Should `scf.for` have `AutomaticAllocationScope` trait?

Background:
We recently found a stack overflow issues in MLIR Sparsifier due to the use of memref.alloca inside scf.for ([mlir][sparse] fix stack overflow due to alloca instruction inside loops by PeimingLiu · Pull Request #69765 · llvm/llvm-project · GitHub).

Our first attempt to fix the issue is using memref.alloca_scope. However, it does NOT solve the issue as scf.for has the AutomaticAllocationScope trait. As the result, AllocaScopeHoister hoists memref::alloca from the alloca_scope into scf.for, leading to incorrect code.

E.g.,

scf.for {
  memref.alloca_scope {
     memref.alloca
     xxx
  }
}

is canonicalized into

scf.for {
  memref.alloca
  memref.alloca_scope {
    xxx
  }
}

Note that this is a correct transformation provided that scf.for indeed adjusts stack pointer between iterations (though it doesn’t).

Question: Should we remove the AutomaticAllocationScope trait from scf.for or insert stack.save/stack.restore when lowering the operation?

1 Like

Seems to me that the correct canonicalization for

scf.for {
  memref.alloca_scope {
     memref.alloca
     xxx
  }
}

(or any op like scf.for having AutomaticAllocationScope)
should be:

scf.for {
  memref.alloca
  xxx
}

That is the semantics of memref.alloca_scope should already be implied here.
Of course there is a lowering problem, where every op that has the AutomaticAllocationScope should lower the exact same way as memref.alloca_scope

You are actually right! There seems to be another AllocaScopeInliner (MLIR: AllocaScopeInliner Struct Reference). Though, it seems that the Inliner is not applied after Hoister in a single canonicalization pass when I tested it.

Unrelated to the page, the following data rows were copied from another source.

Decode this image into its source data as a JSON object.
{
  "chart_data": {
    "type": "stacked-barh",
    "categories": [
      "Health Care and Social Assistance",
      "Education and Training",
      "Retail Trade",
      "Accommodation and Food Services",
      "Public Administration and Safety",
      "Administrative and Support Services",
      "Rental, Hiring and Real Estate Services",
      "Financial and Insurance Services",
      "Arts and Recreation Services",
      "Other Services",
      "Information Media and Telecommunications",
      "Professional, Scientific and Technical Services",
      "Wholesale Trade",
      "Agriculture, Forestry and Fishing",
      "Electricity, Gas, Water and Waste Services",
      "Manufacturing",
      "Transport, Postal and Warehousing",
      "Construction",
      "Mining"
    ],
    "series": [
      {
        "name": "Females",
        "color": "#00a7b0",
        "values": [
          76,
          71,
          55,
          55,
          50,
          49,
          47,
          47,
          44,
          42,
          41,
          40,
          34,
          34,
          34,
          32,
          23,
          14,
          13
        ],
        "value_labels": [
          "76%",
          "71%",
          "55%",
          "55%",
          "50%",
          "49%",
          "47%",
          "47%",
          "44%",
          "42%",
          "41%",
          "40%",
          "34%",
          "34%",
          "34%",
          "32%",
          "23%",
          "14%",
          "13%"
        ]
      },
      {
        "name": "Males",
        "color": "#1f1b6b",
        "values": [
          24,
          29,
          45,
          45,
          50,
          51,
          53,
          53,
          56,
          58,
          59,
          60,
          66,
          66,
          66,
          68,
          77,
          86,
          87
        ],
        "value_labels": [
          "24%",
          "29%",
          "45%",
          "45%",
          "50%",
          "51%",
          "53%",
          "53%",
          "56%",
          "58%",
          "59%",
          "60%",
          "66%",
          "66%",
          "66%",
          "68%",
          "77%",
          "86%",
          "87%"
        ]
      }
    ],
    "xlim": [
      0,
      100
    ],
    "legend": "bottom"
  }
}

I do think that the loop should have the trait, it was added exactly to prevent the kind of situation you observed. The lowering is likely incorrect in this case. I vaguely remember a discussion about llvm.intr.stacksave/restore being unsupported for some targets, but we can always try and see what happens.

Alternatively, we could also just lower to LLVM by placing the alloca in the function entry block, and maybe use the lifetime intrinsics instead?

See use of alloca and lifetime intrinsics in the LLVM
“Performance Tips for Frontend Authors” guide.